Automakers are rapidly embracing an all-electric future. But there’s a catch: Nobody has figured out how to make a profit on electric cars.
On Monday, General Motors pledged that it would unveil 20 new electric cars by 2023, effectively committing the company to an all-electric portfolio at some point in the future. GM Vice-President Mark Reuss said that the carmaker would be profitable in the undertaking.
At the moment, the industry is unclear on when those profits will arrive. And some automakers are losing money hand over fist as they struggle to read the crystal ball.
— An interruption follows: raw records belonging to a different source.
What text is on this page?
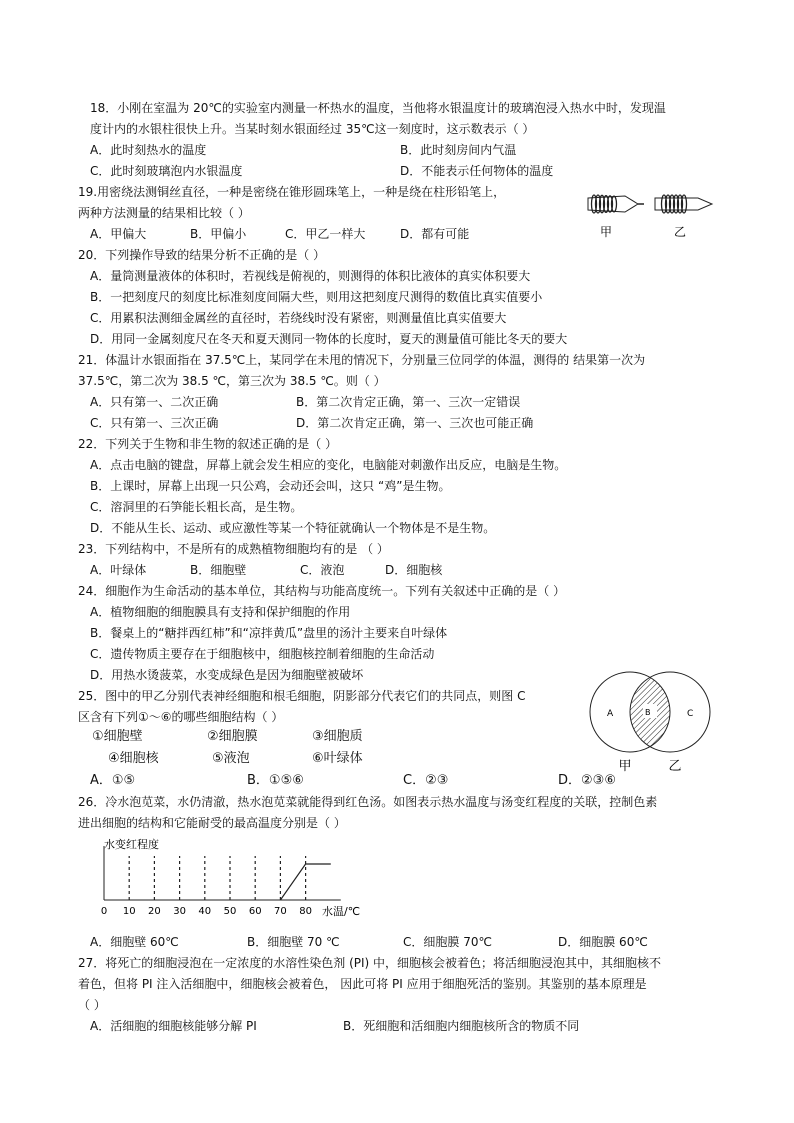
18．小刚在室温为 20℃的实验室内测量一杯热水的温度，当他将水银温度计的玻璃泡浸入热水中时，发现温
度计内的水银柱很快上升。当某时刻水银面经过 35℃这一刻度时，这示数表示（ ）
A．此时刻热水的温度	B．此时刻房间内气温
C．此时刻玻璃泡内水银温度	D．不能表示任何物体的温度
19.用密绕法测铜丝直径，一种是密绕在锥形圆珠笔上，一种是绕在柱形铅笔上，
两种方法测量的结果相比较（ ）
A．甲偏大	B．甲偏小	C．甲乙一样大	D．都有可能	甲	乙
20．下列操作导致的结果分析不正确的是（ ）
A．量筒测量液体的体积时，若视线是俯视的，则测得的体积比液体的真实体积要大
B．一把刻度尺的刻度比标准刻度间隔大些，则用这把刻度尺测得的数值比真实值要小
C．用累积法测细金属丝的直径时，若绕线时没有紧密，则测量值比真实值要大
D．用同一金属刻度尺在冬天和夏天测同一物体的长度时，夏天的测量值可能比冬天的要大
21．体温计水银面指在 37.5℃上，某同学在未甩的情况下，分别量三位同学的体温，测得的 结果第一次为
37.5℃，第二次为 38.5 ℃，第三次为 38.5 ℃。则（ ）
A．只有第一、二次正确	B．第二次肯定正确，第一、三次一定错误
C．只有第一、三次正确	D．第二次肯定正确，第一、三次也可能正确
22．下列关于生物和非生物的叙述正确的是（ ）
A．点击电脑的键盘，屏幕上就会发生相应的变化，电脑能对刺激作出反应，电脑是生物。
B．上课时，屏幕上出现一只公鸡，会动还会叫，这只 “鸡”是生物。
C．溶洞里的石笋能长粗长高，是生物。
D．不能从生长、运动、或应激性等某一个特征就确认一个物体是不是生物。
23．下列结构中，不是所有的成熟植物细胞均有的是 （ ）
A．叶绿体	B．细胞壁	C．液泡	D．细胞核
24．细胞作为生命活动的基本单位，其结构与功能高度统一。下列有关叙述中正确的是（ ）
A．植物细胞的细胞膜具有支持和保护细胞的作用
B．餐桌上的“糖拌西红柿”和“凉拌黄瓜”盘里的汤汁主要来自叶绿体
C．遗传物质主要存在于细胞核中，细胞核控制着细胞的生命活动
D．用热水烫菠菜，水变成绿色是因为细胞壁被破坏
25．图中的甲乙分别代表神经细胞和根毛细胞，阴影部分代表它们的共同点，则图 C
区含有下列①～⑥的哪些细胞结构（ ）
①细胞壁	②细胞膜	③细胞质
④细胞核	⑤液泡	⑥叶绿体
A．①⑤	B．①⑤⑥	C．②③	D．②③⑥
A	B	C
甲	乙
26．冷水泡苋菜，水仍清澈，热水泡苋菜就能得到红色汤。如图表示热水温度与汤变红程度的关联，控制色素
进出细胞的结构和它能耐受的最高温度分别是（ ）
水变红程度
水温/℃
0 10 20 30 40 50 60 70 80
A．细胞壁 60℃	B．细胞壁 70 ℃	C．细胞膜 70℃	D．细胞膜 60℃
27．将死亡的细胞浸泡在一定浓度的水溶性染色剂 (PI) 中，细胞核会被着色；将活细胞浸泡其中，其细胞核不
着色，但将 PI 注入活细胞中，细胞核会被着色， 因此可将 PI 应用于细胞死活的鉴别。其鉴别的基本原理是
（ ）
A．活细胞的细胞核能够分解 PI	B．死细胞和活细胞内细胞核所含的物质不同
Reporting for Bloomberg, Tommaso Ebhardt pointed out that “[B]attery-powered autos have yet to become profitable” and noted that Fiat Chrysler Automobiles CEO Sergio Marchionne said in a recent speech that FCA is losing up to $US20,000 a car on the electrified Fiat 500.
The 500e sells in the US for about $US33,000 and can travel 87 miles on a single charge. On numerous occasions, Marchionne has complained about how bad a financial deal the vehicle is for the automaker. However, he also knows that FCA doesn’t want to be left completely behind in the EV game, so it’s not surprising that the 500e remains in the lineup.
The 500e also has value as a “compliance vehicle,” helping FCA meet government-mandated fuel-economy requirements for the automaker’s fleet that’s heavy on SUV and pickup-truck sales.
It’s not hard to understand why the 500e makes Marchionne, an accountant and finance professional by training: in 2017, the company has managed to sell anywhere from about 500 to more than 700 of the vehicle monthly. That’s enough demands to keep it around — and to keep facing the $US20,000 hit every time a customer drives off the dealer lot.